Hayden stalks Graves Yamaha's...
Hayden stalks Graves Yamaha's Josh Hayes (4) in the second race at Fontana before taking the lead and pulling away for his first superbike victory after 13 years of trying.
Hayden immediately felt better in Fontana's Sunday morning warm-up, setting his fastest time of the weekend. He was always within striking distance of the leaders during the race, and when Pegram crashed out of the lead group with nine laps to go, it became a two-horse race. On the 18th of 21 laps, Hayden passed Hayes and pulled away, the margin of victory of .485 seconds-ironically the largest of the year, and quicker than Saturday's race by 14 seconds.
"It's a bit of weight off my shoulders to get that out of the way," said Hayden about his maiden Superbike victory. "Especially after [Saturday]. I was pretty discouraged [that] night.
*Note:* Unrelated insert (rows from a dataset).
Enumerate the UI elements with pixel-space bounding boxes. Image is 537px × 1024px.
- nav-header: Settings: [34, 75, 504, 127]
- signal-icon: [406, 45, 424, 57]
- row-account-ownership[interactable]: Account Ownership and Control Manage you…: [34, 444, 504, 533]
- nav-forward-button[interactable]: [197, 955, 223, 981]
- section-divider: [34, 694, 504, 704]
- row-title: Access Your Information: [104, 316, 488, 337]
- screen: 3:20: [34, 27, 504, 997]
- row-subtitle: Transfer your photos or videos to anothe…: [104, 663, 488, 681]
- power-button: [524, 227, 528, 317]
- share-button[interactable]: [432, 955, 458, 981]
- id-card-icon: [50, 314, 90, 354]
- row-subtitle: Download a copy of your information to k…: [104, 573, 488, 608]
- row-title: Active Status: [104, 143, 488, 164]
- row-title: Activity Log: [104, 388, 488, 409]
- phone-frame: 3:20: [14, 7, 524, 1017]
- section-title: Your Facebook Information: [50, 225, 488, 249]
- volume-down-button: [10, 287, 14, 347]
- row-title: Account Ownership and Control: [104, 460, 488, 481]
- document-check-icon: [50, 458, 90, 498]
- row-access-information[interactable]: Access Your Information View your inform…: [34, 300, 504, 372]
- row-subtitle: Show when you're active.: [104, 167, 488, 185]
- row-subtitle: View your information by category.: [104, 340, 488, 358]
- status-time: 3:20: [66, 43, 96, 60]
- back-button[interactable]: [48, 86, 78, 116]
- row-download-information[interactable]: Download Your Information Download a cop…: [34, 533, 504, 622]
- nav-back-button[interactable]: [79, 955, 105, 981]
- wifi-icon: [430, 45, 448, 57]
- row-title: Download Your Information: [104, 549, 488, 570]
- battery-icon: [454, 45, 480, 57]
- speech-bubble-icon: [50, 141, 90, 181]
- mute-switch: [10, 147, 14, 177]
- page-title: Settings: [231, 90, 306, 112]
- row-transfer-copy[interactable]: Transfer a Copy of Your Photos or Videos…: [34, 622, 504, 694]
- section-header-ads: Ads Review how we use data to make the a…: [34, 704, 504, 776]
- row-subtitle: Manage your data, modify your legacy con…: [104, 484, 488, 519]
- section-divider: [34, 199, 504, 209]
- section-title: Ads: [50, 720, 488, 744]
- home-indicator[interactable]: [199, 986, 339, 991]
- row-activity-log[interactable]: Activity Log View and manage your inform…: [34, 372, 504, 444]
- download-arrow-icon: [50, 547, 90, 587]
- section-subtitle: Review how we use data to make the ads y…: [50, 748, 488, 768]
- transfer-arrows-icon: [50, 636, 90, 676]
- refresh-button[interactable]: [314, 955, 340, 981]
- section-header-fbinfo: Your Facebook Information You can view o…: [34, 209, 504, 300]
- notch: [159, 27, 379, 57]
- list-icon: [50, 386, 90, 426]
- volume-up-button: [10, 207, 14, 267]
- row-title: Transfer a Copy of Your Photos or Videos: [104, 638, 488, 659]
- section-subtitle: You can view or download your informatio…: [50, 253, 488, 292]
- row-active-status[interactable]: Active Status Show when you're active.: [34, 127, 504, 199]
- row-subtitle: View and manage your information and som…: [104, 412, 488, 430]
Hats off to the team for making the changes. I made some changes myself and did a lot better. Josh gave me all I could handle and I think letting him set the pace, I was able to conserve my tire a little bit. I made my move and tried to make it happen and it worked out. It feels really good. It's been a long time coming for me. We got this first one out of the way and hopefully they'll get easier. We'll see."
Hayden has been racing long enough to know it won't get any easier. But is this Hayden's best shot to win the title? "I think so," he says candidly. "I don't see why it wouldn't be. I feel like I'm in a great position at this point." Hayden was consistent early in the season and he thinks "that's what it's going to take. I just have to keep those up. If I can keep winning some races...consistency, I mean, that hasn't been a problem in the past. If I can keep that part of what I have and incorporate a few more wins, I'll be in there."